Pauline Kael was one of the people who made me want to write in the first place. I had never read the New Yorker before I came across a collection of her reviews on one of my very first visits to the U.S., when I was still in my teens. And I can’t remember now what made me pick the book up, other than that it was on the remainder pile in Barnes and Noble on Fifth Avenue in New York. But I loved her energy, her enthusiasm, her informality and her colloquialisms, her distrust of phoniness, even before I realized that these were qualities I wanted to steal from her. The art-house audience, she wrote in 1964, “accepts lack of clarity as complexity, accepts clumsiness and confusion as ‘ambiguity’ and as style.” (She’d be amazed, I think, to find that she could write the same sentence nearly fifty years later, on just about any page of any reviews section.) Stuff like that made me want to read her standing up.

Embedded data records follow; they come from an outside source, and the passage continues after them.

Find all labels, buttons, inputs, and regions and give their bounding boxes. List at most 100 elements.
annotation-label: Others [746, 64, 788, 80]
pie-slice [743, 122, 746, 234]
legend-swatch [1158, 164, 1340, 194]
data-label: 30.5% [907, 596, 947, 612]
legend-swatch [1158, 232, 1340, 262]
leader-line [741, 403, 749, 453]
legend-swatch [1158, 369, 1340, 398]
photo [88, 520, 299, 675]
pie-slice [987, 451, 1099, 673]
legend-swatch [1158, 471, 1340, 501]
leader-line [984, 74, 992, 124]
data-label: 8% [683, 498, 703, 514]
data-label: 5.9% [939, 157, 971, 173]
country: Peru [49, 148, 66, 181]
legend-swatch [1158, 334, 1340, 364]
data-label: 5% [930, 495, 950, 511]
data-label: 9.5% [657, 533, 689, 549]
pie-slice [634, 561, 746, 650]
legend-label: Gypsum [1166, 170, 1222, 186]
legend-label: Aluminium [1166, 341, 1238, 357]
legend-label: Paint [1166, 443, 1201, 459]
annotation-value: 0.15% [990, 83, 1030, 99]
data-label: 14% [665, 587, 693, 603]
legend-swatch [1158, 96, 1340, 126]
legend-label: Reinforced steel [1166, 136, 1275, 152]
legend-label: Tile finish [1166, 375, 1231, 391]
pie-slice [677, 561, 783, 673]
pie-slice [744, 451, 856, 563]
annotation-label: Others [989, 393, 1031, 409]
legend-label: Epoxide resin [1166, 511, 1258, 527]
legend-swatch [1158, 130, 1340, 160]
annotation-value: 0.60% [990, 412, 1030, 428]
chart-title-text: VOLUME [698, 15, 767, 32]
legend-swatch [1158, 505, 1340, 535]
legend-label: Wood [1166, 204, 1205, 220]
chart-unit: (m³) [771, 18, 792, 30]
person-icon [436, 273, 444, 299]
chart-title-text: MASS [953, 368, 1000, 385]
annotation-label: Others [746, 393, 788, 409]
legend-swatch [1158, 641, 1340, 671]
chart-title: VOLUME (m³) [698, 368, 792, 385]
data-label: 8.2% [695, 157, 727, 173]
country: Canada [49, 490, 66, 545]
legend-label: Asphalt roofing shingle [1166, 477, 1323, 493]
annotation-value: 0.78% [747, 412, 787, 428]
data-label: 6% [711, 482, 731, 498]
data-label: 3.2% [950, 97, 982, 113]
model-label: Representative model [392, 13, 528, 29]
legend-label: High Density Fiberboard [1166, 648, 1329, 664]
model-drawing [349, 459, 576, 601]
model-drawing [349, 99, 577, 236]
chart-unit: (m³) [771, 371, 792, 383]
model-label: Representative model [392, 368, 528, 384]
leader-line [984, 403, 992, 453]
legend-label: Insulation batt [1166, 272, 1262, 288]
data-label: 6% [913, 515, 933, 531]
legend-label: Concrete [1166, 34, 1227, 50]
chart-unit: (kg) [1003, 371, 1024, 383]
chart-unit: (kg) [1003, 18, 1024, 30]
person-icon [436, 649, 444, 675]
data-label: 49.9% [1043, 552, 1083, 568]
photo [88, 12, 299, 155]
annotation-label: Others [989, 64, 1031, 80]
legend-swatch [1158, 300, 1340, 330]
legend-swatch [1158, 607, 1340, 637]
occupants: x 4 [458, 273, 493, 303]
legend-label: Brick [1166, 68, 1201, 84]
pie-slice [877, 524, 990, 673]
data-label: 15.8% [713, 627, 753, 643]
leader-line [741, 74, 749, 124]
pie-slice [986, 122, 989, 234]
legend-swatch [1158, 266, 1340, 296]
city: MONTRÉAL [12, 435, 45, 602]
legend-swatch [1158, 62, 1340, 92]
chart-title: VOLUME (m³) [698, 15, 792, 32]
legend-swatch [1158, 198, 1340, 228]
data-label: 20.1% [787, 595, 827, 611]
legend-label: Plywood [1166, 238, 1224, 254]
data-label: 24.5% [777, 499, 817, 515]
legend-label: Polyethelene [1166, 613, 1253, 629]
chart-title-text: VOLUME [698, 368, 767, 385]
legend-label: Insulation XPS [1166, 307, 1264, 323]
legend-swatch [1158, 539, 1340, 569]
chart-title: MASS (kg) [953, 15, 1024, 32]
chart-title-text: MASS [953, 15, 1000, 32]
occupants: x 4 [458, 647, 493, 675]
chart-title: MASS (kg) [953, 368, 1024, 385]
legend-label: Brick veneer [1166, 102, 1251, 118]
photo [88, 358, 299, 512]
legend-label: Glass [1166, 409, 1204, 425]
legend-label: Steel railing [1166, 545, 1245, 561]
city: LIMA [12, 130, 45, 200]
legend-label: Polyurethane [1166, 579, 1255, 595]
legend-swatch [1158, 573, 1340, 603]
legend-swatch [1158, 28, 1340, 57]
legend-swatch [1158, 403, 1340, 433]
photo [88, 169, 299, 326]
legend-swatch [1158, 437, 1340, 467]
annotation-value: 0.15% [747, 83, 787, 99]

What’s much harder to stomach is her frequent line-crossing: Kael, it seems, wanted to pal up with the important filmmakers of the day, while reserving her absolute right to excoriate them in print. “If Woody Allen finds success very upsetting and wishes the public would go away,” she wrote in a review of Stardust Memories, “this picture should help him stop worrying.” “After that, her friendship with Allen froze solid,” says Kellow. You don’t say. Meanwhile, Kael was frequently mystified and hurt by attacks that fellow critics and, occasionally, directors made on her. One of the most substantial came from Peter Bogdanovich, who forensically demolished her essay on Citizen Kane (an essay that relied heavily on the research of another, uncredited writer). It was Woody Allen who advised Kael on how she should respond: “Don’t answer.” Maybe Kael would have seen no contradiction in any of this. She wanted to hang out with people who made good movies, and when they stopped ­making good movies, she wanted to be able to tell them so, in print, and at length. Perhaps this is what good critics do, but that doesn’t mean you have to like them.